Les évènements de janvier puis du 13 novembre ont mis en lumière la souplesse, la réactivité du parquet. Là où juges d'instruction ont l'habitude de travailler en cabinet, de façon plus isolée, les procureurs sont habitués au travail d'équipe et aux contraintes de permanence. S'il parait nécessaire de renforcer encore les moyens du parquet dans la lutte antiterroriste, il faut lui apporter les garanties d'indépendance nécessaires afin d'ôter toute ambiguïté sur son statut.
S'agissant du droit pénal de fond, je soutiens une répression accrue de l'association de malfaiteurs en relation avec une entreprise terroriste (AMT), délit qui peut être requalifié en crime dans certains cas, mais reste sinon plafonné à dix ans d'emprisonnement. Les personnes visées sont majoritairement en Syrie, or il est difficile d'apporter la preuve des exactions commises sur zone qui permettraient de basculer sur une infraction criminelle. Ces personnes sont donc jugées devant le tribunal correctionnel - le plus souvent par défaut. Avec l'écrasement des peines, on condamne à sept ans ceux qui ont passé un mois sur zone, à dix ans ceux qui y sont depuis des années... Même si cela remet en cause l'échelle des peines, il faudrait alourdir les peines en matière d'AMT, car nous n'avons pas toujours la chance d'être face à des gens en état de récidive légale. Il faudrait également pouvoir prononcer des obligations de suivi socio-éducatif, que l'article 132-45 du code pénal réserve aux auteurs de violences conjugales. Cela serait utile à la déradicalisation.

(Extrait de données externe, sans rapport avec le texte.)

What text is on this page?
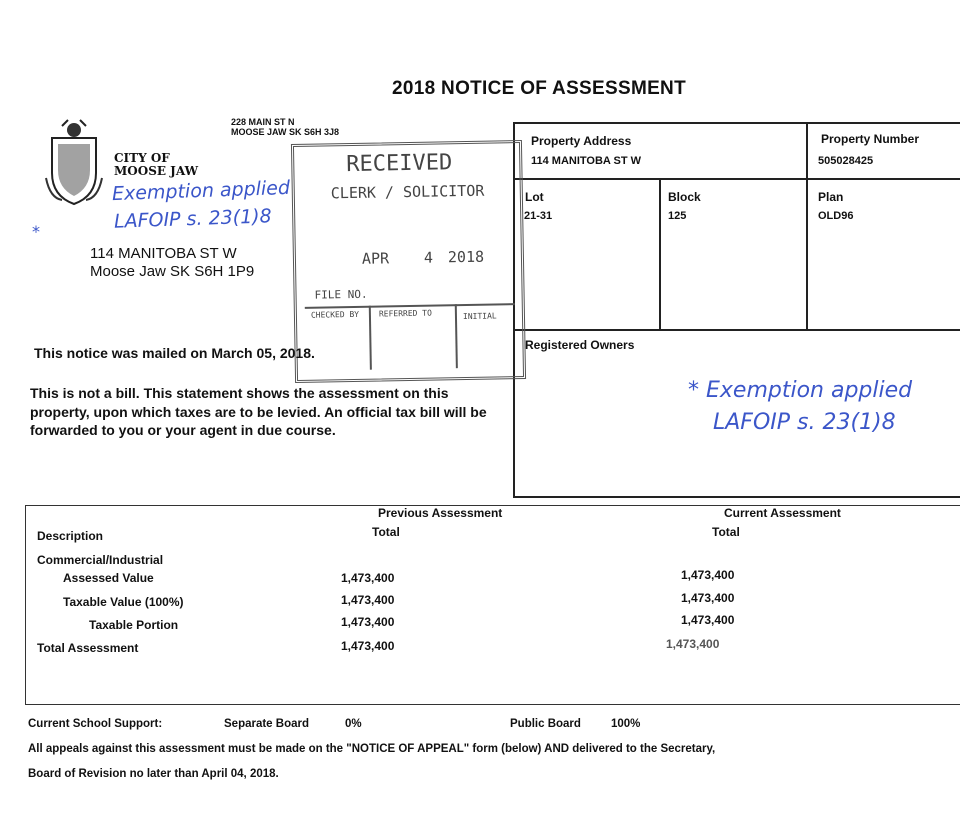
2018 NOTICE OF ASSESSMENT
228 MAIN ST N
MOOSE JAW SK S6H 3J8
CITY OF
MOOSE JAW
Exemption applied
LAFOIP s. 23(1)8
*
114 MANITOBA ST W
Moose Jaw SK S6H 1P9
Property Address
114 MANITOBA ST W
Property Number
505028425
Lot
21-31
Block
125
Plan
OLD96
Registered Owners
* Exemption applied
LAFOIP s. 23(1)8
RECEIVED
CLERK / SOLICITOR
APR 4 2018
FILE NO.
CHECKED BY REFERRED TO	INITIAL
This notice was mailed on March 05, 2018.
This is not a bill. This statement shows the assessment on this property, upon which taxes are to be levied. An official tax bill will be forwarded to you or your agent in due course.
Previous Assessment	Current Assessment
Description	Total	Total
Commercial/Industrial
Assessed Value	1,473,400	1,473,400
Taxable Value (100%)	1,473,400	1,473,400
Taxable Portion	1,473,400	1,473,400
Total Assessment	1,473,400	1,473,400
Current School Support:	Separate Board	0%	Public Board	100%
All appeals against this assessment must be made on the "NOTICE OF APPEAL" form (below) AND delivered to the Secretary,
Board of Revision no later than April 04, 2018.
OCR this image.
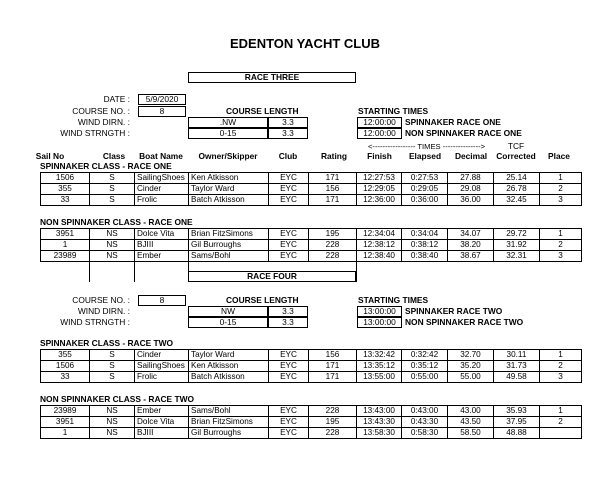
EDENTON YACHT CLUB
RACE THREE
DATE :	5/9/2020
COURSE NO. :	8	COURSE LENGTH
WIND DIRN. :	.NW	3.3
WIND STRNGTH :	0-15	3.3
STARTING TIMES
12:00:00	SPINNAKER RACE ONE
12:00:00	NON SPINNAKER RACE ONE
<----------------- TIMES --------------->	TCF
Sail No	Class	Boat Name	Owner/Skipper	Club	Rating	Finish	Elapsed	Decimal	Corrected	Place
SPINNAKER CLASS - RACE ONE
1506	S	SailingShoes	Ken Atkisson	EYC	171	12:27:53	0:27:53	27.88	25.14	1
355	S	Cinder	Taylor Ward	EYC	156	12:29:05	0:29:05	29.08	26.78	2
33	S	Frolic	Batch Atkisson	EYC	171	12:36:00	0:36:00	36.00	32.45	3
NON SPINNAKER CLASS - RACE ONE
3951	NS	Dolce Vita	Brian FitzSimons	EYC	195	12:34:04	0:34:04	34.07	29.72	1
1	NS	BJIII	Gil Burroughs	EYC	228	12:38:12	0:38:12	38.20	31.92	2
23989	NS	Ember	Sams/Bohl	EYC	228	12:38:40	0:38:40	38.67	32.31	3
RACE FOUR
COURSE NO. :	8	COURSE LENGTH
WIND DIRN. :	NW	3.3
WIND STRNGTH :	0-15	3.3
STARTING TIMES
13:00:00	SPINNAKER RACE TWO
13:00:00	NON SPINNAKER RACE TWO
SPINNAKER CLASS - RACE TWO
355	S	Cinder	Taylor Ward	EYC	156	13:32:42	0:32:42	32.70	30.11	1
1506	S	SailingShoes	Ken Atkisson	EYC	171	13:35:12	0:35:12	35.20	31.73	2
33	S	Frolic	Batch Atkisson	EYC	171	13:55:00	0:55:00	55.00	49.58	3
NON SPINNAKER CLASS - RACE TWO
23989	NS	Ember	Sams/Bohl	EYC	228	13:43:00	0:43:00	43.00	35.93	1
3951	NS	Dolce Vita	Brian FitzSimons	EYC	195	13:43:30	0:43:30	43.50	37.95	2
1	NS	BJIII	Gil Burroughs	EYC	228	13:58:30	0:58:30	58.50	48.88	
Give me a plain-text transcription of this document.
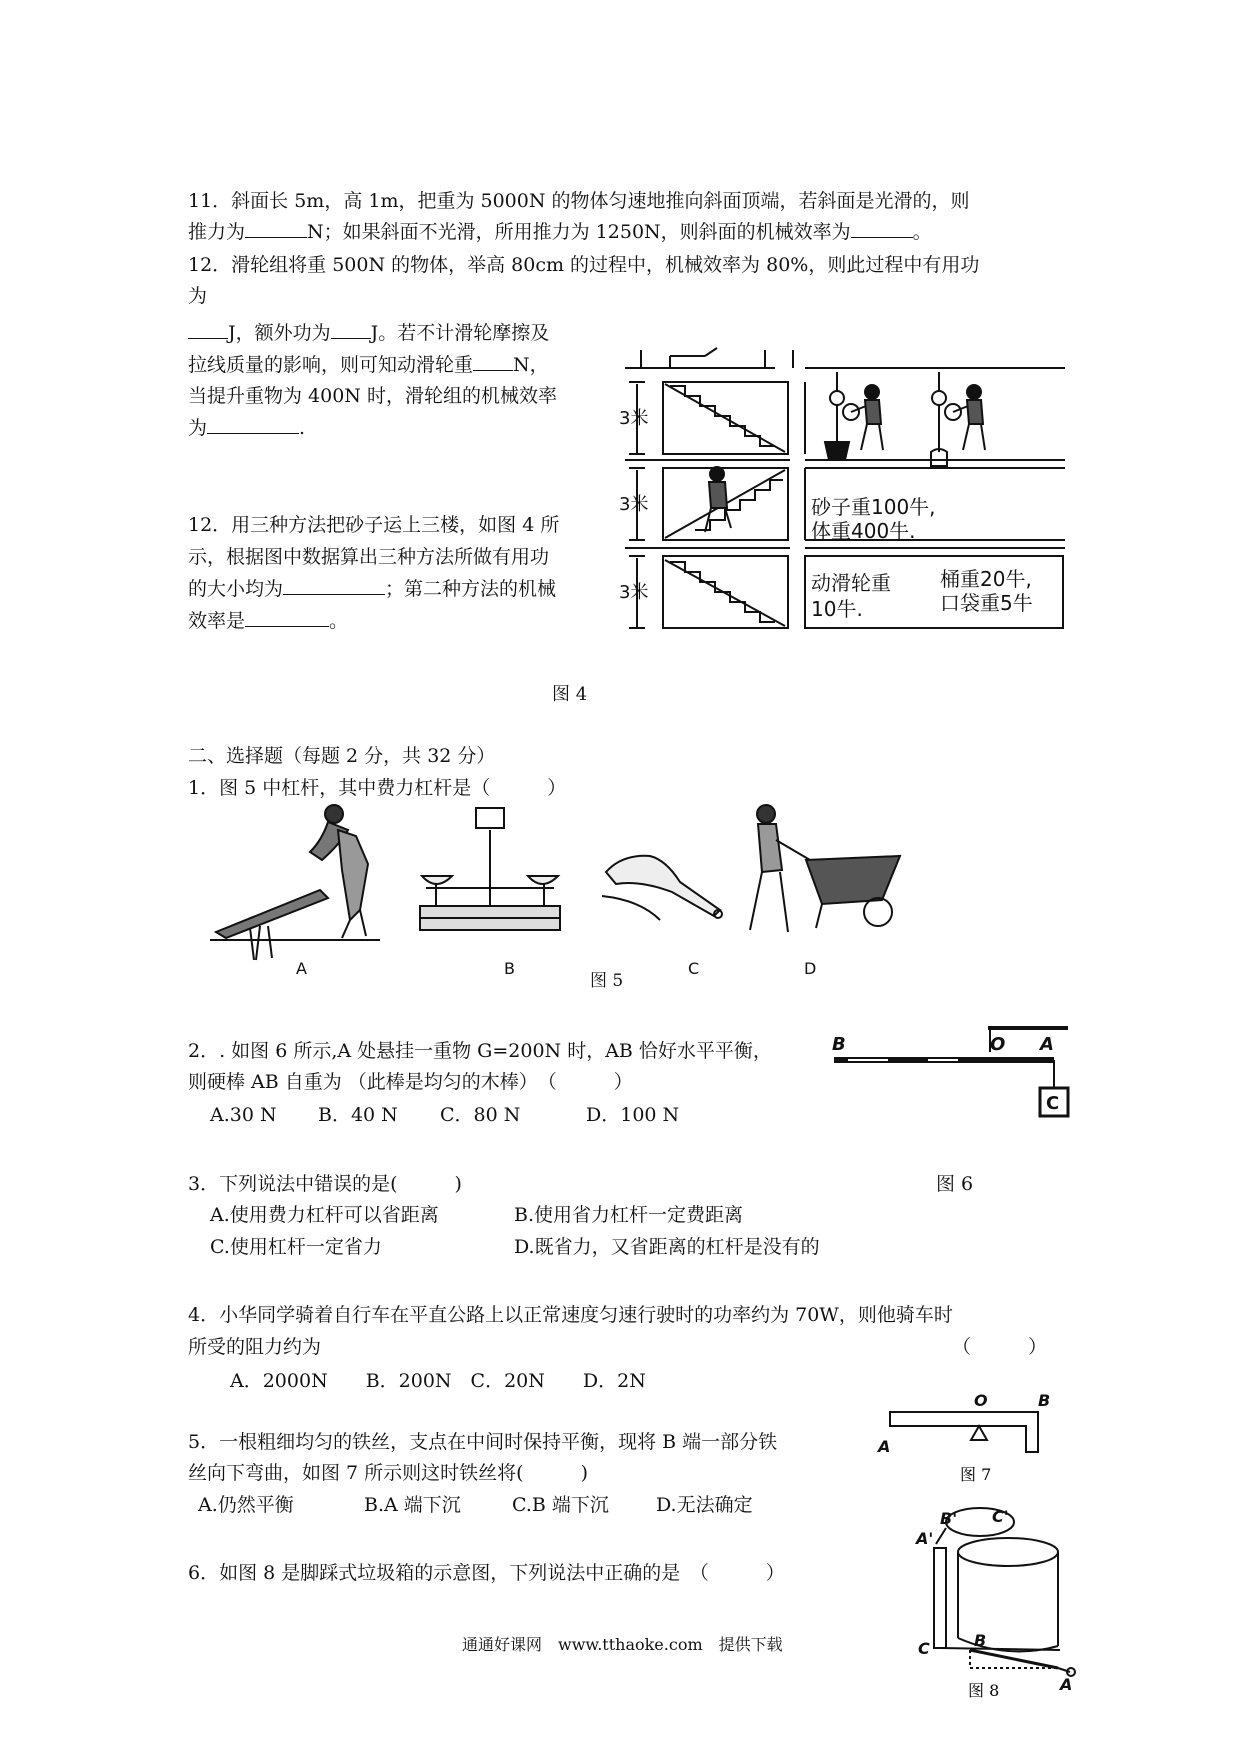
11．斜面长 5m，高 1m，把重为 5000N 的物体匀速地推向斜面顶端，若斜面是光滑的，则
推力为	N；如果斜面不光滑，所用推力为 1250N，则斜面的机械效率为	。
12．滑轮组将重 500N 的物体，举高 80cm 的过程中，机械效率为 80%，则此过程中有用功
为
J，额外功为 J。若不计滑轮摩擦及
拉线质量的影响，则可知动滑轮重 N，
当提升重物为 400N 时，滑轮组的机械效率
为	.
12．用三种方法把砂子运上三楼，如图 4 所
示，根据图中数据算出三种方法所做有用功
的大小均为	；第二种方法的机械
效率是	。
3米
3米
3米
砂子重100牛,
体重400牛.
动滑轮重
10牛.
桶重20牛,
口袋重5牛
图 4
二、选择题（每题 2 分，共 32 分）
1．图 5 中杠杆，其中费力杠杆是（　　　）
A	B	C	D
图 5
2．. 如图 6 所示,A 处悬挂一重物 G=200N 时，AB 恰好水平平衡，
则硬棒 AB 自重为 （此棒是均匀的木棒）　（　　　）
A.30 N B．40 N C．80 N	D．100 N
B	O A
C
3．下列说法中错误的是(　　　)	图 6
A.使用费力杠杆可以省距离	B.使用省力杠杆一定费距离
C.使用杠杆一定省力	D.既省力，又省距离的杠杆是没有的
4．小华同学骑着自行车在平直公路上以正常速度匀速行驶时的功率约为 70W，则他骑车时
所受的阻力约为	（　　　）
A．2000N　　B．200N　C．20N　　D．2N
O
A
B
图 7
5．一根粗细均匀的铁丝，支点在中间时保持平衡，现将 B 端一部分铁
丝向下弯曲，如图 7 所示则这时铁丝将(　　　)
A.仍然平衡	B.A 端下沉	C.B 端下沉 D.无法确定
6．如图 8 是脚踩式垃圾箱的示意图，下列说法中正确的是　（　　　）
A'
B' C'
C	B
A
图 8
通通好课网　www.tthaoke.com　提供下载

En matière de procédure pénale, le régime de la flagrance, limité à quinze jours, est subordonné à la commission d'un crime ou délit. Il permet au parquet de procéder à des perquisitions sans assentiment, y compris la nuit, sur autorisation du juge des libertés et de la détention (JLD), et aux officiers de police judiciaire (OPJ) de procéder à des interpellations sans autorisation formalisée du parquet, formalités inadaptées à l'action publique dans l'urgence dans le cadre d'une enquête préliminaire.
L'assaut du logement conspiratif de Saint-Denis est un bon exemple : les occupants sont armés, porteurs d'un gilet d'explosifs, hors de question d'attendre 6 heures du matin pour intervenir ! A l'inverse, dans l'affaire Torcy-Sarcelles de 2012, l'interpellation de Jérémie Louis-Sidney à Strasbourg a été plus difficile car nous étions en enquête préliminaire et il a fallu attendre 6 heures du matin : entretemps, il s'était réveillé pour la prière et a accueilli les policiers avec une arme de poing. La flagrance devrait ainsi être le régime de droit commun en matière de terrorisme.
Les rapports avec les services de renseignement sont consubstantiels à la justice antiterroriste. C'est pourquoi nous avons toujours soutenu la légalisation des pratiques existantes par la loi sur le renseignement. Elles ne peuvent être judiciarisées, car le renseignement nourrit ce qui sera ensuite porté à la connaissance de la justice. Néanmoins, il faudrait accorder au parquet ce qui a été accordé au renseignement, comme la possibilité d'utiliser les IMSI-catcher et de sonoriser certains lieux, cette dernière pratique n'étant possible qu'à l'instruction.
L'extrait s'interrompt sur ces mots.